December 9, 2011 | Engineering + Technology

“I always thought of myself as a humanities person as a kid, but I liked electronics. Then I read something that one of my heroes, Edwin Land of Polaroid, said about the importance of people who could stand at the intersection of humanities and sciences, and I decided that’s what I wanted to do.”– Steve Jobs (quoted in a recent biography)


How does a fast-moving high-tech company keep its feet on the ground? One way, for us at NRG Systems, is to plant them firmly at that intersection where science and technology meet the humanities – literature, the arts, history, philosophy, and the social sciences. The humanities aren’t just academic disciplines. They are testimonies to the humanness of everything we do and how we do it.

For five years, NRG Systems has partnered with the Vermont Humanities Council (VHC) to sponsor its signature Vermont Reads program. Through this statewide effort, thousands of Vermonters, meeting in schools, libraries, community groups, and businesses, read and talk about the same book and the issues it brings up. Each year’s text is chosen to appeal to both youth and adults and to engage people of different backgrounds and experiences. NRG Systems CEO Jan Blittersdorf believes deeply in this work and has served on the VHC board.

Some Sizzle Gets People Talking


Peter Gilbert, Courtesy of the Vermont Humanities CouncilHow are the books chosen? Peter Gilbert, the Council’s executive director, explains, “It has to be well written, and it has to have some sizzle.
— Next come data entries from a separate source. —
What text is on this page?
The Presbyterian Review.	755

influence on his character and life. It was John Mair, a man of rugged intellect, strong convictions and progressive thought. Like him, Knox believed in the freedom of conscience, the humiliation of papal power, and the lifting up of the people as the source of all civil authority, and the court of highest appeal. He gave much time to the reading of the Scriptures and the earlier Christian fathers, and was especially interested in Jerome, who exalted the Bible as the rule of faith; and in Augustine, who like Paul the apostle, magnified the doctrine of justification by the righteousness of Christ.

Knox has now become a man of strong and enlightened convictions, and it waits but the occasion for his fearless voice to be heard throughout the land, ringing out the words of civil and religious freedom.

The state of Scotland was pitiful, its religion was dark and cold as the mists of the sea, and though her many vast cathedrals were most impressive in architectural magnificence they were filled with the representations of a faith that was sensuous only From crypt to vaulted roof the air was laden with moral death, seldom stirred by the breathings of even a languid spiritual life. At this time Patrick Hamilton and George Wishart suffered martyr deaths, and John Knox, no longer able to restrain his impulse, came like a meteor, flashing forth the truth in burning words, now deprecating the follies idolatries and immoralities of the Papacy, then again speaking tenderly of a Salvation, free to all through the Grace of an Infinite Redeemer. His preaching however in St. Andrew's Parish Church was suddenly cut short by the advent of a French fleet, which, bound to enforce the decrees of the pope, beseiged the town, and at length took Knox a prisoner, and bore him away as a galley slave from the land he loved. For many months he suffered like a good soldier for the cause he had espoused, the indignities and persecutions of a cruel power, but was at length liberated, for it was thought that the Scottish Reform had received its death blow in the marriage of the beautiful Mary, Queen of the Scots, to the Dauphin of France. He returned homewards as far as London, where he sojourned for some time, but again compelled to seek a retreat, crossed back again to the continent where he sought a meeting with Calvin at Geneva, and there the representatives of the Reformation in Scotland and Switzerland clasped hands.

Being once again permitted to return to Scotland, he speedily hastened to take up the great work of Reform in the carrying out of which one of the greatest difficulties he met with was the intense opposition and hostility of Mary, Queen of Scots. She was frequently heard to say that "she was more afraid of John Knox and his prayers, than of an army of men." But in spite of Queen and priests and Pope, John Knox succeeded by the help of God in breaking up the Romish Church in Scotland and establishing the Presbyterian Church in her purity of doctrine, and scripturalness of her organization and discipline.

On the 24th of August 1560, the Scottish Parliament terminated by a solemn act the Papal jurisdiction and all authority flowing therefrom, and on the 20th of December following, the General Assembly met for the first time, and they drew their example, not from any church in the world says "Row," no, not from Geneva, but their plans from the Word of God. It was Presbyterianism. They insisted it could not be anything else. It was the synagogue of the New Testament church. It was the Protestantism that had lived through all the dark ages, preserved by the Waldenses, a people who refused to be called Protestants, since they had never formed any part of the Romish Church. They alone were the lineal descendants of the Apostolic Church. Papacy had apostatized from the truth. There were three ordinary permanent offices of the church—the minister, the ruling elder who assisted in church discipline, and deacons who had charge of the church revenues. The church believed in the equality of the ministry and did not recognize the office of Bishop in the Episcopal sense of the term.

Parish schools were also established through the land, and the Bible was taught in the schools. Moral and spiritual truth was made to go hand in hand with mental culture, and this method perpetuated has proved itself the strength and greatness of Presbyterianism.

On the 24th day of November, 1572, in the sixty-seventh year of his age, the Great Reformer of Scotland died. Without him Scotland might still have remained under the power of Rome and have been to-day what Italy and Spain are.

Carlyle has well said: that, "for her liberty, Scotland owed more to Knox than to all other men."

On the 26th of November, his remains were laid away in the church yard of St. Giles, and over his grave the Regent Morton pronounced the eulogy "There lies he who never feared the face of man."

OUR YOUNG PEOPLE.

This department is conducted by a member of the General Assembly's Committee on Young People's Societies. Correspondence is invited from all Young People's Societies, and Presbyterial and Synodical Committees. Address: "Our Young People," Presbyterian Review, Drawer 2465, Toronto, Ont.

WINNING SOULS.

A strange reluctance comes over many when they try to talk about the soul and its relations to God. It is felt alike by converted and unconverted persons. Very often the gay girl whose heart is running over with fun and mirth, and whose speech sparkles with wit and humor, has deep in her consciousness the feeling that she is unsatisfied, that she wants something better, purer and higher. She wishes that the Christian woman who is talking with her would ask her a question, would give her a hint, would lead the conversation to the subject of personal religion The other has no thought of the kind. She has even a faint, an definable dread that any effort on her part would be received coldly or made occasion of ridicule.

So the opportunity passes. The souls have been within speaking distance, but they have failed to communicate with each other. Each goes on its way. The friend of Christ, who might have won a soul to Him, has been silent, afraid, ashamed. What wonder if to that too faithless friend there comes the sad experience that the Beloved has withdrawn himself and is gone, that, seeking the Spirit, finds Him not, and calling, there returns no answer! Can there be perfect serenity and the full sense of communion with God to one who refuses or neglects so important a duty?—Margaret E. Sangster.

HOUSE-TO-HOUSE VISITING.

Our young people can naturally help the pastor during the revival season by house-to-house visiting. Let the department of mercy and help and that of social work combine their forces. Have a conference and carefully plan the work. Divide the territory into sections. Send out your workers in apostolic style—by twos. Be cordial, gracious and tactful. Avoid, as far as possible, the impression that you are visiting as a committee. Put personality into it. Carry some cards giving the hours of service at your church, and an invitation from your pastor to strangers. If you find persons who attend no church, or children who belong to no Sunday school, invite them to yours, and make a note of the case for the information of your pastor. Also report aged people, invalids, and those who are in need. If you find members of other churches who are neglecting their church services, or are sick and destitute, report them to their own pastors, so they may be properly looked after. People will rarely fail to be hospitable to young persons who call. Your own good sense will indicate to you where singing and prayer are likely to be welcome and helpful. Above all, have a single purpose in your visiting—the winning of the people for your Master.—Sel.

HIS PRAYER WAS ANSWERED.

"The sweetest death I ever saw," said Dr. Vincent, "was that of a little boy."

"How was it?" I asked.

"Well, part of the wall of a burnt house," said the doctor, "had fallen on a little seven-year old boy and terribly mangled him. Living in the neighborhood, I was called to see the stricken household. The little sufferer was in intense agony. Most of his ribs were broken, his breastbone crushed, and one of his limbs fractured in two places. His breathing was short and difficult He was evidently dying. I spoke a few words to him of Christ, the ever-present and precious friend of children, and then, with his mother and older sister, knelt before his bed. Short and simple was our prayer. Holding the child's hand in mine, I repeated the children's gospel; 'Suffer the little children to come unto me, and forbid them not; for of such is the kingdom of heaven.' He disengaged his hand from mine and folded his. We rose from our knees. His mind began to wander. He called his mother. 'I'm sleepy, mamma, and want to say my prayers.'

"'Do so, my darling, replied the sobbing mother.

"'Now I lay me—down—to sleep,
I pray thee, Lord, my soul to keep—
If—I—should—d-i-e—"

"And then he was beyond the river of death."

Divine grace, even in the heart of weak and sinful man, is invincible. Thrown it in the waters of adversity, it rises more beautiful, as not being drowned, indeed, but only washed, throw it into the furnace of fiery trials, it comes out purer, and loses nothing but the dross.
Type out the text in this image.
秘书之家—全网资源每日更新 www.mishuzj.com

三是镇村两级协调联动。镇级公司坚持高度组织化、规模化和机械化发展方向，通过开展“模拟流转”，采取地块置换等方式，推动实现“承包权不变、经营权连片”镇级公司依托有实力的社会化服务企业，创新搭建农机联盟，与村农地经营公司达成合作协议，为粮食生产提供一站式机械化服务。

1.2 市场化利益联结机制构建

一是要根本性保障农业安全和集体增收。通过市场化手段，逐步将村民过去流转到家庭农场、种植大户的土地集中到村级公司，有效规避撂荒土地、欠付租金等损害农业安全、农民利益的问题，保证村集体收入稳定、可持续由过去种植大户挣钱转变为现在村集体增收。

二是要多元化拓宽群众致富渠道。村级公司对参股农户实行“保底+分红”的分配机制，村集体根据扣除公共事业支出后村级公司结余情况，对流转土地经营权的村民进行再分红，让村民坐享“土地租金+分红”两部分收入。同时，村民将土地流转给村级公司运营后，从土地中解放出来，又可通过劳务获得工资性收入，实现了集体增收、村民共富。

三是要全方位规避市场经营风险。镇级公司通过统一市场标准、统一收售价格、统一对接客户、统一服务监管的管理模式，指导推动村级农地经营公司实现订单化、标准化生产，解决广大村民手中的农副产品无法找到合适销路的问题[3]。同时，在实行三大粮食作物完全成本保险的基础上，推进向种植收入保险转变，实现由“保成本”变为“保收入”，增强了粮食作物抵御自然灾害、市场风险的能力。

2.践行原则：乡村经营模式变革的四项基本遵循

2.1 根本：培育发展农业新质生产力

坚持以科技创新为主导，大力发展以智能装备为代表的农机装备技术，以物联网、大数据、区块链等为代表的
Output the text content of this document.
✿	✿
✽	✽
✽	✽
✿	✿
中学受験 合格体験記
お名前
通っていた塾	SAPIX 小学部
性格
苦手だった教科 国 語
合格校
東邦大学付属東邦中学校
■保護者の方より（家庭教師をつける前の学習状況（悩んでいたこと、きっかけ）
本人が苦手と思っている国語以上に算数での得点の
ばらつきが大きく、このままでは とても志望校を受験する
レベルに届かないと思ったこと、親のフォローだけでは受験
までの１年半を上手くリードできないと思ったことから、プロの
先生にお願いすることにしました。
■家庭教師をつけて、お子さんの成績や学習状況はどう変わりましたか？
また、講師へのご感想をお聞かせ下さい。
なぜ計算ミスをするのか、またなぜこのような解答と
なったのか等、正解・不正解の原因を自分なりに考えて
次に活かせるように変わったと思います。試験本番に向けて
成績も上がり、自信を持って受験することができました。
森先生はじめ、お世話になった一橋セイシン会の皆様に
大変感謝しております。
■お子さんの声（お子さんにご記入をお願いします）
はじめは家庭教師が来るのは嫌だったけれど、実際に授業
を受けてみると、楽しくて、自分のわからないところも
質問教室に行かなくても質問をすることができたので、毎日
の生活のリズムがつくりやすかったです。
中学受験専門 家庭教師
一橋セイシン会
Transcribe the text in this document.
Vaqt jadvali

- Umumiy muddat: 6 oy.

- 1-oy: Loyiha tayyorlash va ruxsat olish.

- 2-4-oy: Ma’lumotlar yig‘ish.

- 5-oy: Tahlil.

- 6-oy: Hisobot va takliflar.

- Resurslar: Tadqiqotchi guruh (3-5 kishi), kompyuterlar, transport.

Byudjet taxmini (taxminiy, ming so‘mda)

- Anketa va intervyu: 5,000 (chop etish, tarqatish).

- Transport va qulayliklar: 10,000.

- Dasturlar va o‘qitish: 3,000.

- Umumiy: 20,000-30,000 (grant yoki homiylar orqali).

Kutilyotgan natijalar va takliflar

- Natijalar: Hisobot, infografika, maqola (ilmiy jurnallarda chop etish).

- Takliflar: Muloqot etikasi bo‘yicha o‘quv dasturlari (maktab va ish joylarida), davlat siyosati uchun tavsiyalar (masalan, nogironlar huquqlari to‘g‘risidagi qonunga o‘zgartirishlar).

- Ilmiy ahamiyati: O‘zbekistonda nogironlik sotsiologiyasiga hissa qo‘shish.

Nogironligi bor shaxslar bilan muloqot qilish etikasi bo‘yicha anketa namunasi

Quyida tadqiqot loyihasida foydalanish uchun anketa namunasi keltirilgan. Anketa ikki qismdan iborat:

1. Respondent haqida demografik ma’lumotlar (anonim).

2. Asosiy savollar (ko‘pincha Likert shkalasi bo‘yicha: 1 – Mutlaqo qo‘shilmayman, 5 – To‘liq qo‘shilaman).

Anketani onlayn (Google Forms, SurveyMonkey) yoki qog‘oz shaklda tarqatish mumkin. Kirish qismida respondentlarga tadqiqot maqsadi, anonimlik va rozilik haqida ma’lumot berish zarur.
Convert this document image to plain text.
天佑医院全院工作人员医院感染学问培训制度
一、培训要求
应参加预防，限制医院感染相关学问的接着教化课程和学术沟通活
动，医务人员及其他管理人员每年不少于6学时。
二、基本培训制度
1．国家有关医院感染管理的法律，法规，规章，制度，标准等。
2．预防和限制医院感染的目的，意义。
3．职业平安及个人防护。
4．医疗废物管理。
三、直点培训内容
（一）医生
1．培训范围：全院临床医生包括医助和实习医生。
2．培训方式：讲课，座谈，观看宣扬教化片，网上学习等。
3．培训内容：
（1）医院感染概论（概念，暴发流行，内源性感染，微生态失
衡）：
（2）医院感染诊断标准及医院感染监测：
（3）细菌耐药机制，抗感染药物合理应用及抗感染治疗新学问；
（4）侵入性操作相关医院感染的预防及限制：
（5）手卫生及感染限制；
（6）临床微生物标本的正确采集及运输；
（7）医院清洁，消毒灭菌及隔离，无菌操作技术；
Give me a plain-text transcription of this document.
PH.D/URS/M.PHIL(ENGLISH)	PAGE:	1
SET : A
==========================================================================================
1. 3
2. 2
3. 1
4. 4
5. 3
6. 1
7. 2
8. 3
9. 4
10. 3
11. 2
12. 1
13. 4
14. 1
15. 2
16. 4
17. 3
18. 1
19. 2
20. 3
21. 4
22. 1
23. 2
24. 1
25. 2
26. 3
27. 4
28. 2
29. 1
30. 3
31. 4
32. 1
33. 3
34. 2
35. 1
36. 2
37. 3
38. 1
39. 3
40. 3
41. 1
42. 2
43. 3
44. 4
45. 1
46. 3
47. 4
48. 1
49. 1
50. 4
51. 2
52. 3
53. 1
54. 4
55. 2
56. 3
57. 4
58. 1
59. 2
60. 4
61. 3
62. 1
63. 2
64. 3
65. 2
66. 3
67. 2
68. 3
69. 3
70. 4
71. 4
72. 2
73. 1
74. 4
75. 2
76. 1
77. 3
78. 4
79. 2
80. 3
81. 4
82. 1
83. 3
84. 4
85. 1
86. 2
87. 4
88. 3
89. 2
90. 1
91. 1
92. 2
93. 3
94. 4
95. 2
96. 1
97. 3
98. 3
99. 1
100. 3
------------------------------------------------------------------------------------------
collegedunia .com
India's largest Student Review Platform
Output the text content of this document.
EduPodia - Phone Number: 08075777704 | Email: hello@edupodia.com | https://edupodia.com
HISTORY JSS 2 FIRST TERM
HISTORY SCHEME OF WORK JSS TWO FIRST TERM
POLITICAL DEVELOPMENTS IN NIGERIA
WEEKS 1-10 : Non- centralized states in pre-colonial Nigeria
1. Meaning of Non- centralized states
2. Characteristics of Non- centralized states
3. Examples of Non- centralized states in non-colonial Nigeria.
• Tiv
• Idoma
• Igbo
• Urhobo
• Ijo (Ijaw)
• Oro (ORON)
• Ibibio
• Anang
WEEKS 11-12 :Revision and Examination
You need something that sparks interest – a local connection, a timely issue, something that makes you think, ‘Sure, I’ll read that!’ It has to have some yeastiness, some spunk.”

This fall, NRG Systems employees met in a Vermont Reads group to discuss Harper Lee’s To Kill a Mockingbird and its portrayal of America’s racism on that classic novel’s 50th anniversary. The two previous years, readers explored the experiences of Kosovo War refugees and the forced internment of Japanese-Americans during World War II.

“The humanities help us see ourselves more clearly -- they help us make sense and meaning out of our lives,” Peter explains. “We all share the human condition; we’re all on the same journey with the same end. We look to whatever means to understand our lives better, to appreciate things, to make the hard times more easy to bear and to be more joyful in the good times.”

But he warns, “We can get too earnest about great literature or great art or whatever – watch out for that! It doesn’t all have to be profound; it can be pure fun.”

How the Humanities Flex the Brain


To understand more where the humanities fit in at an engineering and manufacturing company like ours, I interviewed three NRG Systems colleagues about their Vermont Reads experiences. I also asked how they look to literature, art, philosophy, and other humanities to shape the ways they live, work, think, and create. Here are some of their words:

“Engineers love to classify. But in my art, I don’t have to classify or categorize or collect or organize. I can have abstract, freeform thoughts. There’s no schedule, no plan.”

“These are hard, painful books [in Vermont Reads]. Racism, Japanese internment camps, child labor – horrifying stuff. I think, ‘I don’t want to know this! I don’t want to have to cope with this!’ But the value lies in the contrast. You want to be the kind of person working so these kinds of things don’t ever happen again.” 

“In college, I took every philosophy class I could, six my last semester of my senior year. I loved it. It was a real passion. Today, it stays with me. Not the detail of what Plato said about this or that, but the broader approach to thinking in an evaluative way. It’s not about making a value judgment - that something is right or wrong. That would be like hitting the mute button during a televised debate. Decision made – on to the next. It’s about allowing yourself to challenge your thinking as objectively as possible.”

“Our job as engineers is to design something people will manufacture.  We can design something they love to build, or something that makes them curse. How we design something can make employees’ lives more humane.” 

“Getting lost in what I’m creating is the best kind of moment. I realize I don’t know where the hours just went. That lost time, the time of intense creativity, makes your brain overflow with ideas. You get flashes of insight, related to work, to other projects, to things that are totally different. You think of a new device, a new way to solve a problem. The carryover is more desire and ability to apply the getting-lost creativity to work and other things you do.”

Humanly Centered


In the wind energy business, the data and numbers matter a lot. But they aren’t everything.  On those days when it starts to feel like it’s all about wind speed and megawatt-hours, dollars and Euros, and the daily demands of business, the humanities help us all keep centered in our humanness.